Billiges Bauen und Wohnen

Das Areal bietet Platz. Nicht nur für Kultur, sondern auch für die Ansiedlung von Unternehmen. Ein paar sind schon hier, sagt Krüger:

"Es soll in einen Dreiklang münden. Das heißt Kultur, neue Wirtschaft und Wohnen. Und somit soll dieses Gelände auch exemplarisch für etwas stehen, was auch in Weißwasser und für die gesamte Lausitz eine Zukunftsperspektive darstellen soll, nämlich das Nutzen vorhandener Flächen für neue Perspektiven auch in wirtschaftlicher Richtung."
Entwicklungen, die sicher noch eine Weile dauern werden. Krüger betont die guten Bedingungen, das billige Bauland, den Wohnraum.
Allerdings hat gerade dieser Ort eine ganz spezielle Geschichte, die ihn mit dem Eishockey verbindet, sagt Krüger:

"Wir befinden uns hier auf dem Gelände des ehemaligen Spezialglas-Werkes Einheit, oder an den Osram-Werken.
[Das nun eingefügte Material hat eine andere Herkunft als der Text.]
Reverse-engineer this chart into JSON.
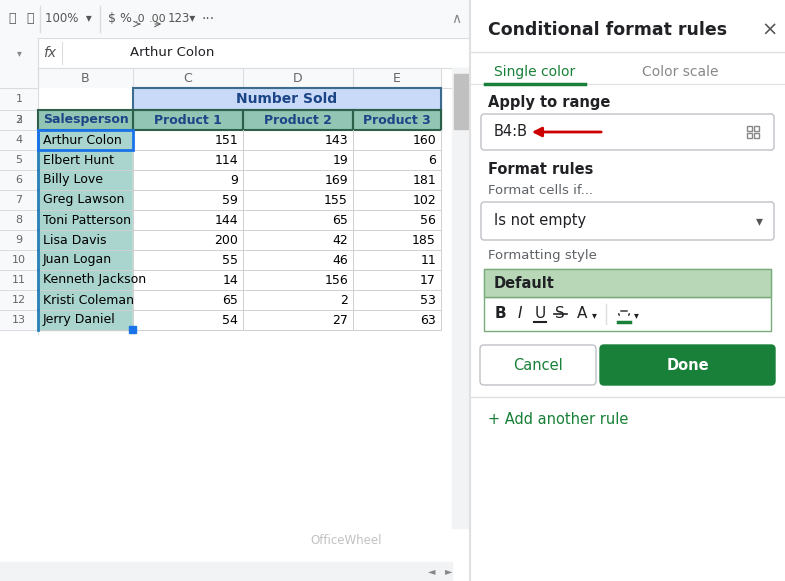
{
  "toolbar_text": "100%",
  "formula_bar_text": "Arthur Colon",
  "col_headers": [
    "B",
    "C",
    "D",
    "E"
  ],
  "merged_header": "Number Sold",
  "subheaders": [
    "Salesperson",
    "Product 1",
    "Product 2",
    "Product 3"
  ],
  "rows": [
    [
      "Arthur Colon",
      151,
      143,
      160
    ],
    [
      "Elbert Hunt",
      114,
      19,
      6
    ],
    [
      "Billy Love",
      9,
      169,
      181
    ],
    [
      "Greg Lawson",
      59,
      155,
      102
    ],
    [
      "Toni Patterson",
      144,
      65,
      56
    ],
    [
      "Lisa Davis",
      200,
      42,
      185
    ],
    [
      "Juan Logan",
      55,
      46,
      11
    ],
    [
      "Kenneth Jackson",
      14,
      156,
      17
    ],
    [
      "Kristi Coleman",
      65,
      2,
      53
    ],
    [
      "Jerry Daniel",
      54,
      27,
      63
    ]
  ],
  "panel_title": "Conditional format rules",
  "tab1": "Single color",
  "tab2": "Color scale",
  "apply_label": "Apply to range",
  "range_text": "B4:B",
  "format_rules_label": "Format rules",
  "format_cells_if_label": "Format cells if...",
  "dropdown_text": "Is not empty",
  "formatting_style_label": "Formatting style",
  "default_text": "Default",
  "cancel_text": "Cancel",
  "done_text": "Done",
  "add_rule_text": "+ Add another rule",
  "colors": {
    "bg": "#f8f9fa",
    "sheet_bg": "#ffffff",
    "toolbar_bg": "#f8f9fa",
    "col_header_bg": "#f8f9fa",
    "col_header_text": "#666666",
    "merged_header_bg": "#c9daf8",
    "merged_header_border": "#3d6b8e",
    "merged_header_text": "#1c4587",
    "subheader_bg": "#93c5b5",
    "subheader_border": "#2d5f4a",
    "subheader_text": "#1c4587",
    "salesperson_col_bg": "#aad4ce",
    "salesperson_col_text": "#000000",
    "salesperson_border_left": "#2980b9",
    "data_cell_bg": "#ffffff",
    "data_cell_text": "#000000",
    "grid_line": "#d0d0d0",
    "panel_bg": "#ffffff",
    "panel_border": "#e0e0e0",
    "panel_title_text": "#202124",
    "tab_active_text": "#188038",
    "tab_active_line": "#188038",
    "tab_inactive_text": "#888888",
    "apply_label_text": "#202124",
    "range_box_border": "#bdc1c6",
    "range_text_color": "#202124",
    "arrow_color": "#cc0000",
    "format_rules_text": "#202124",
    "label_gray": "#5f6368",
    "dropdown_border": "#bdc1c6",
    "dropdown_text": "#202124",
    "format_style_bg": "#b7d7b7",
    "format_style_border": "#7aab7a",
    "format_style_text": "#202124",
    "done_bg": "#188038",
    "done_text_color": "#ffffff",
    "cancel_border": "#bdc1c6",
    "cancel_text_color": "#188038",
    "add_rule_text_color": "#188038",
    "divider_color": "#e0e0e0",
    "blue_sel_border": "#1a73e8",
    "cursor_blue": "#1a73e8",
    "scrollbar_bg": "#f1f3f4",
    "scrollbar_thumb": "#c0c0c0"
  },
  "figwidth": 7.85,
  "figheight": 5.81
}
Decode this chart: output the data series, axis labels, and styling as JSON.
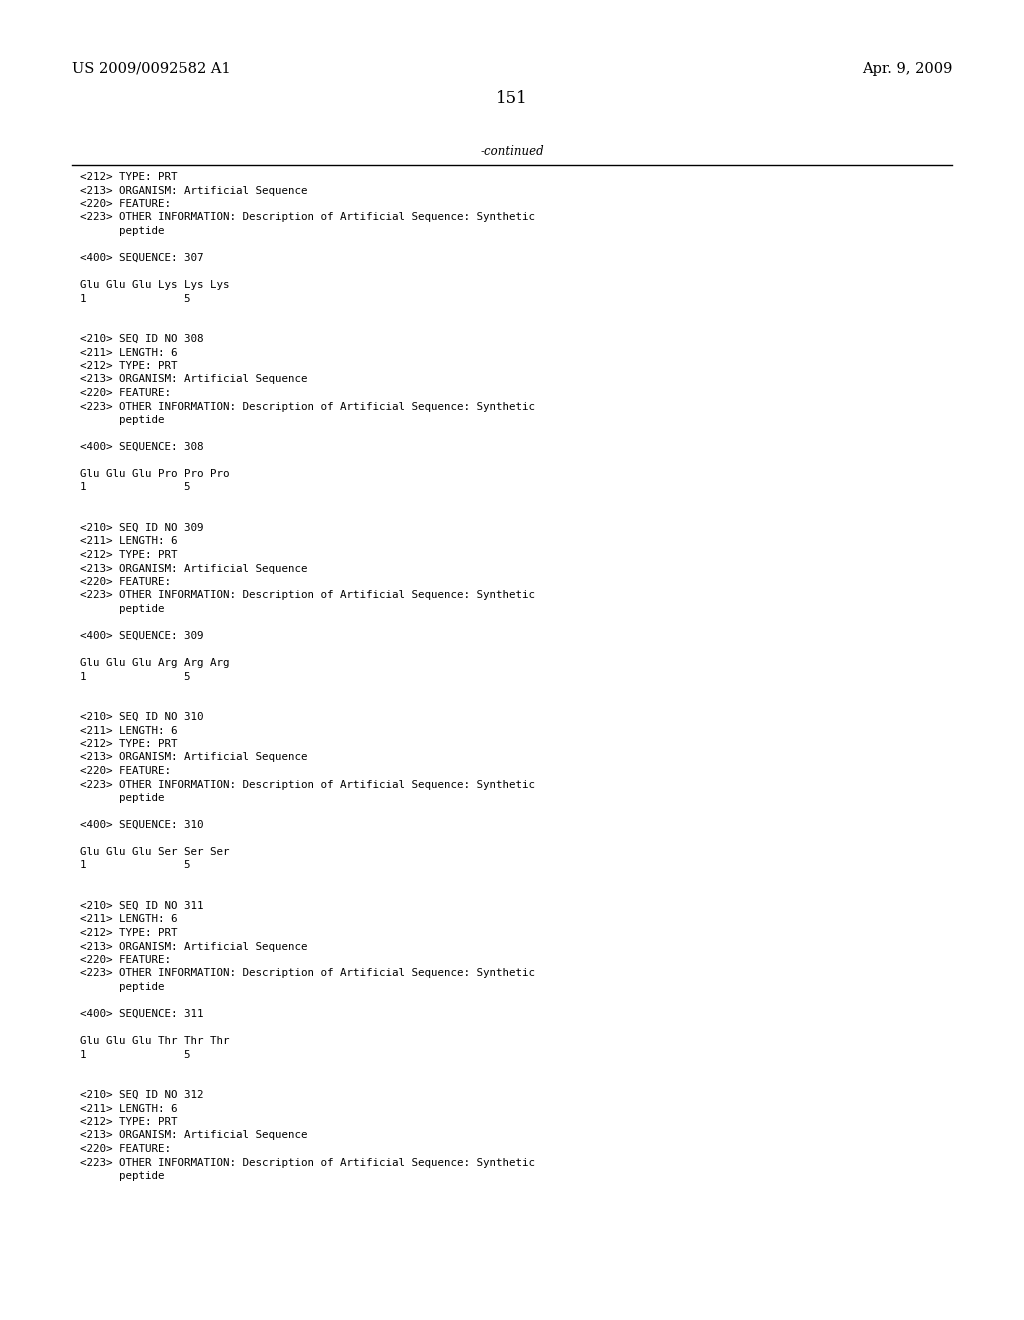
{
  "patent_left": "US 2009/0092582 A1",
  "patent_right": "Apr. 9, 2009",
  "page_number": "151",
  "continued_label": "-continued",
  "background_color": "#ffffff",
  "text_color": "#000000",
  "font_size_header": 10.5,
  "font_size_body": 8.5,
  "font_size_page": 12,
  "lines": [
    "<212> TYPE: PRT",
    "<213> ORGANISM: Artificial Sequence",
    "<220> FEATURE:",
    "<223> OTHER INFORMATION: Description of Artificial Sequence: Synthetic",
    "      peptide",
    "",
    "<400> SEQUENCE: 307",
    "",
    "Glu Glu Glu Lys Lys Lys",
    "1               5",
    "",
    "",
    "<210> SEQ ID NO 308",
    "<211> LENGTH: 6",
    "<212> TYPE: PRT",
    "<213> ORGANISM: Artificial Sequence",
    "<220> FEATURE:",
    "<223> OTHER INFORMATION: Description of Artificial Sequence: Synthetic",
    "      peptide",
    "",
    "<400> SEQUENCE: 308",
    "",
    "Glu Glu Glu Pro Pro Pro",
    "1               5",
    "",
    "",
    "<210> SEQ ID NO 309",
    "<211> LENGTH: 6",
    "<212> TYPE: PRT",
    "<213> ORGANISM: Artificial Sequence",
    "<220> FEATURE:",
    "<223> OTHER INFORMATION: Description of Artificial Sequence: Synthetic",
    "      peptide",
    "",
    "<400> SEQUENCE: 309",
    "",
    "Glu Glu Glu Arg Arg Arg",
    "1               5",
    "",
    "",
    "<210> SEQ ID NO 310",
    "<211> LENGTH: 6",
    "<212> TYPE: PRT",
    "<213> ORGANISM: Artificial Sequence",
    "<220> FEATURE:",
    "<223> OTHER INFORMATION: Description of Artificial Sequence: Synthetic",
    "      peptide",
    "",
    "<400> SEQUENCE: 310",
    "",
    "Glu Glu Glu Ser Ser Ser",
    "1               5",
    "",
    "",
    "<210> SEQ ID NO 311",
    "<211> LENGTH: 6",
    "<212> TYPE: PRT",
    "<213> ORGANISM: Artificial Sequence",
    "<220> FEATURE:",
    "<223> OTHER INFORMATION: Description of Artificial Sequence: Synthetic",
    "      peptide",
    "",
    "<400> SEQUENCE: 311",
    "",
    "Glu Glu Glu Thr Thr Thr",
    "1               5",
    "",
    "",
    "<210> SEQ ID NO 312",
    "<211> LENGTH: 6",
    "<212> TYPE: PRT",
    "<213> ORGANISM: Artificial Sequence",
    "<220> FEATURE:",
    "<223> OTHER INFORMATION: Description of Artificial Sequence: Synthetic",
    "      peptide"
  ]
}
Das ist eines der ehemaligen Spezialglas-Werke, von denen es einige in Weißwasser gab. Und es ist ein Ausgangspunkt, unter anderem für den Eissport in Weißwasser. Denn die sogenannten Jungs von der Osramstraße haben sich damals mit dem Turnerverband 1932 zur ersten Eishockey-Mannschaft von Weißwasser zusammengeschlossen. Und von dort aus ging die lange Historie des Eissports in Weißwasser aus."
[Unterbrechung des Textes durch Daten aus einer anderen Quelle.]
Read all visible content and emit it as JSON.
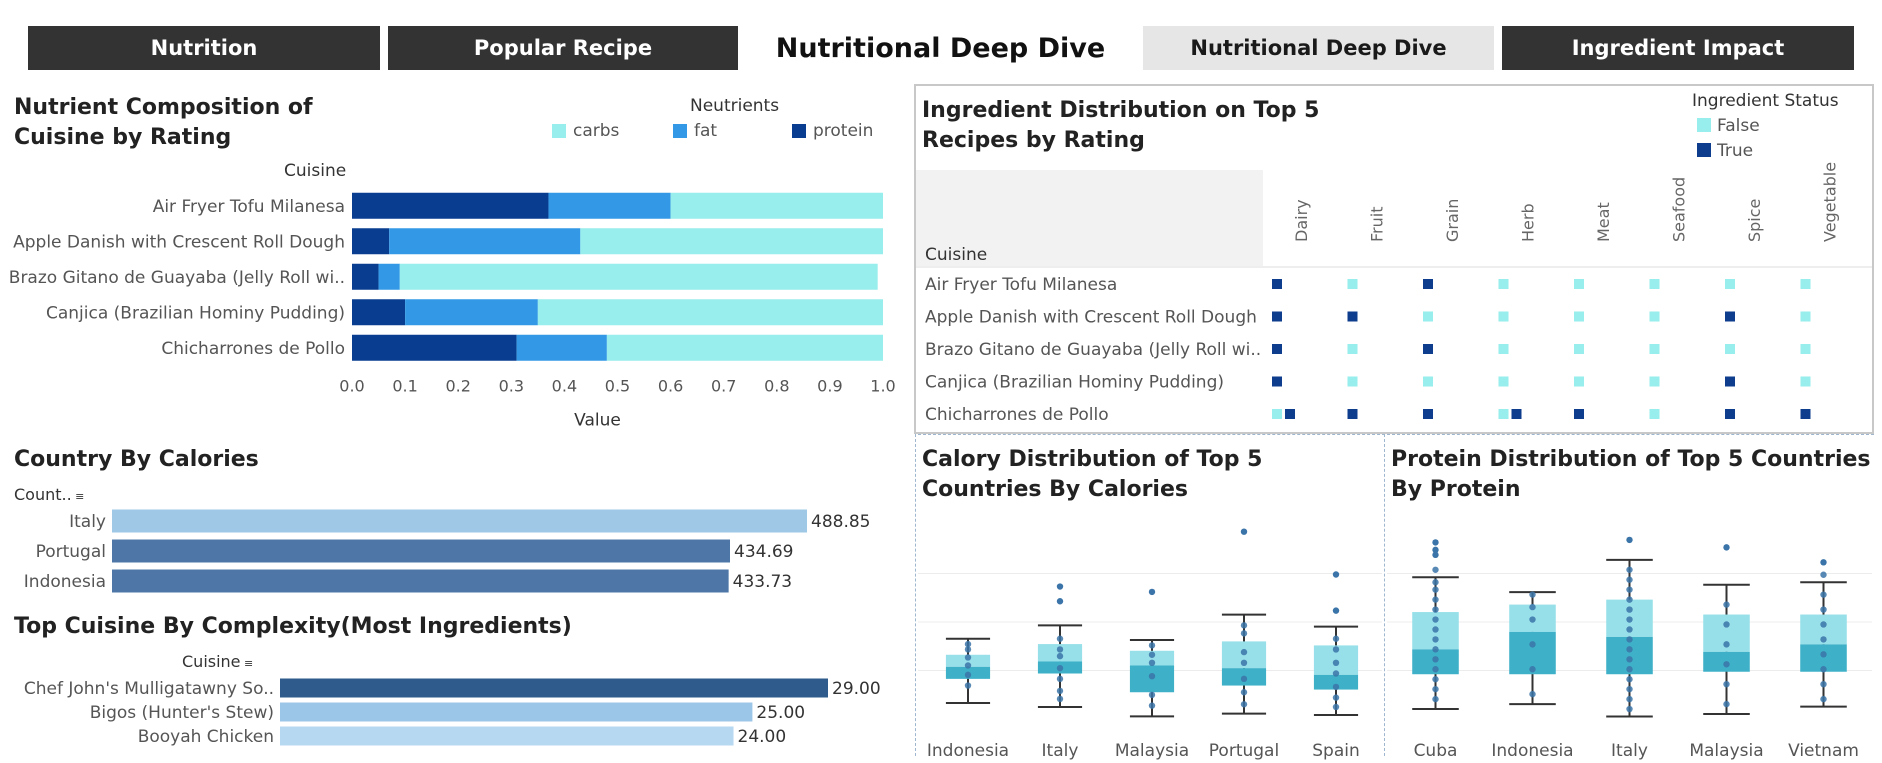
{
  "nav": {
    "tab1": "Nutrition",
    "tab2": "Popular Recipe",
    "title": "Nutritional Deep Dive",
    "tab3": "Nutritional Deep Dive",
    "tab4": "Ingredient Impact"
  },
  "colors": {
    "carbs": "#97eeec",
    "fat": "#3399e6",
    "protein": "#083d8f",
    "ing_false": "#97eeec",
    "ing_true": "#0e3d8d"
  },
  "chart_data": [
    {
      "id": "nutrient",
      "type": "bar",
      "orientation": "horizontal",
      "stacked": true,
      "title": "Nutrient Composition of Cuisine by Rating",
      "legend_title": "Neutrients",
      "ylabel": "Cuisine",
      "xlabel": "Value",
      "xlim": [
        0,
        1
      ],
      "x_ticks": [
        "0.0",
        "0.1",
        "0.2",
        "0.3",
        "0.4",
        "0.5",
        "0.6",
        "0.7",
        "0.8",
        "0.9",
        "1.0"
      ],
      "categories": [
        "Air Fryer Tofu Milanesa",
        "Apple Danish with Crescent Roll Dough",
        "Brazo Gitano de Guayaba (Jelly Roll wi..",
        "Canjica (Brazilian Hominy Pudding)",
        "Chicharrones de Pollo"
      ],
      "series": [
        {
          "name": "protein",
          "values": [
            0.37,
            0.07,
            0.05,
            0.1,
            0.31
          ]
        },
        {
          "name": "fat",
          "values": [
            0.23,
            0.36,
            0.04,
            0.25,
            0.17
          ]
        },
        {
          "name": "carbs",
          "values": [
            0.4,
            0.57,
            0.9,
            0.65,
            0.52
          ]
        }
      ]
    },
    {
      "id": "country_calories",
      "type": "bar",
      "orientation": "horizontal",
      "title": "Country By Calories",
      "ylabel": "Count..",
      "categories": [
        "Italy",
        "Portugal",
        "Indonesia"
      ],
      "values": [
        488.85,
        434.69,
        433.73
      ],
      "labels": [
        "488.85",
        "434.69",
        "433.73"
      ],
      "bar_colors": [
        "#9fc8e7",
        "#4e77a8",
        "#4e77a8"
      ]
    },
    {
      "id": "complexity",
      "type": "bar",
      "orientation": "horizontal",
      "title": "Top Cuisine By Complexity(Most Ingredients)",
      "ylabel": "Cuisine",
      "categories": [
        "Chef John's Mulligatawny So..",
        "Bigos (Hunter's Stew)",
        "Booyah Chicken"
      ],
      "values": [
        29,
        25,
        24
      ],
      "labels": [
        "29.00",
        "25.00",
        "24.00"
      ],
      "bar_colors": [
        "#2e5b8c",
        "#9cc6e7",
        "#b7d8f1"
      ]
    },
    {
      "id": "ingredients",
      "type": "heatmap",
      "title": "Ingredient Distribution on Top 5 Recipes by Rating",
      "legend_title": "Ingredient Status",
      "legend": [
        "False",
        "True"
      ],
      "row_header": "Cuisine",
      "columns": [
        "Dairy",
        "Fruit",
        "Grain",
        "Herb",
        "Meat",
        "Seafood",
        "Spice",
        "Vegetable"
      ],
      "rows": [
        "Air Fryer Tofu Milanesa",
        "Apple Danish with Crescent Roll Dough",
        "Brazo Gitano de Guayaba (Jelly Roll wi..",
        "Canjica (Brazilian Hominy Pudding)",
        "Chicharrones de Pollo"
      ],
      "values": [
        [
          [
            "True"
          ],
          [
            "False"
          ],
          [
            "True"
          ],
          [
            "False"
          ],
          [
            "False"
          ],
          [
            "False"
          ],
          [
            "False"
          ],
          [
            "False"
          ]
        ],
        [
          [
            "True"
          ],
          [
            "True"
          ],
          [
            "False"
          ],
          [
            "False"
          ],
          [
            "False"
          ],
          [
            "False"
          ],
          [
            "True"
          ],
          [
            "False"
          ]
        ],
        [
          [
            "True"
          ],
          [
            "False"
          ],
          [
            "True"
          ],
          [
            "False"
          ],
          [
            "False"
          ],
          [
            "False"
          ],
          [
            "False"
          ],
          [
            "False"
          ]
        ],
        [
          [
            "True"
          ],
          [
            "False"
          ],
          [
            "False"
          ],
          [
            "False"
          ],
          [
            "False"
          ],
          [
            "False"
          ],
          [
            "True"
          ],
          [
            "False"
          ]
        ],
        [
          [
            "False",
            "True"
          ],
          [
            "True"
          ],
          [
            "True"
          ],
          [
            "False",
            "True"
          ],
          [
            "True"
          ],
          [
            "False"
          ],
          [
            "True"
          ],
          [
            "True"
          ]
        ]
      ]
    },
    {
      "id": "calory_box",
      "type": "box",
      "title": "Calory Distribution of Top 5 Countries By Calories",
      "categories": [
        "Indonesia",
        "Italy",
        "Malaysia",
        "Portugal",
        "Spain"
      ],
      "ylim": [
        0,
        1450
      ],
      "boxes": [
        {
          "min": 120,
          "q1": 300,
          "median": 390,
          "q3": 480,
          "max": 600
        },
        {
          "min": 90,
          "q1": 340,
          "median": 430,
          "q3": 560,
          "max": 700
        },
        {
          "min": 20,
          "q1": 200,
          "median": 400,
          "q3": 510,
          "max": 590
        },
        {
          "min": 40,
          "q1": 250,
          "median": 380,
          "q3": 580,
          "max": 780
        },
        {
          "min": 30,
          "q1": 220,
          "median": 330,
          "q3": 550,
          "max": 690
        }
      ],
      "outliers": [
        [],
        [
          880,
          990
        ],
        [
          950
        ],
        [
          1400
        ],
        [
          810,
          1080
        ]
      ],
      "points": [
        [
          250,
          330,
          400,
          460,
          520,
          560
        ],
        [
          150,
          210,
          300,
          380,
          470,
          520,
          600
        ],
        [
          100,
          180,
          320,
          420,
          480,
          550
        ],
        [
          110,
          200,
          300,
          420,
          500,
          640,
          700
        ],
        [
          90,
          160,
          240,
          340,
          420,
          520,
          600
        ]
      ]
    },
    {
      "id": "protein_box",
      "type": "box",
      "title": "Protein Distribution of Top 5 Countries By Protein",
      "categories": [
        "Cuba",
        "Indonesia",
        "Italy",
        "Malaysia",
        "Vietnam"
      ],
      "ylim": [
        0,
        78
      ],
      "boxes": [
        {
          "min": 4,
          "q1": 18,
          "median": 28,
          "q3": 43,
          "max": 57
        },
        {
          "min": 6,
          "q1": 18,
          "median": 35,
          "q3": 46,
          "max": 51
        },
        {
          "min": 1,
          "q1": 18,
          "median": 33,
          "q3": 48,
          "max": 64
        },
        {
          "min": 2,
          "q1": 19,
          "median": 27,
          "q3": 42,
          "max": 54
        },
        {
          "min": 5,
          "q1": 19,
          "median": 30,
          "q3": 42,
          "max": 55
        }
      ],
      "outliers": [
        [
          66,
          68,
          71
        ],
        [],
        [
          72
        ],
        [
          69
        ],
        [
          63
        ]
      ],
      "points": [
        [
          8,
          12,
          16,
          20,
          24,
          28,
          32,
          36,
          40,
          44,
          48,
          52,
          55,
          60
        ],
        [
          10,
          20,
          30,
          40,
          45,
          50
        ],
        [
          4,
          8,
          12,
          16,
          20,
          24,
          28,
          32,
          36,
          40,
          44,
          48,
          52,
          56,
          60
        ],
        [
          6,
          14,
          22,
          30,
          38,
          46
        ],
        [
          8,
          14,
          20,
          26,
          32,
          38,
          44,
          50,
          58
        ]
      ]
    }
  ]
}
Die "Jungs von der Osramstraße": Von hier aus war es nur ein kurzer Fußweg zum Braunsteich, dem Gewässer, auf dem die Spieler die ersten Titel feierten. Hier schließt sich der Kreis. Und hier treffen sich Pötzsch, Rohrbach und Krüger, die alle optimistisch in die Zukunft der einstmals schrumpfenden Stadt blicken.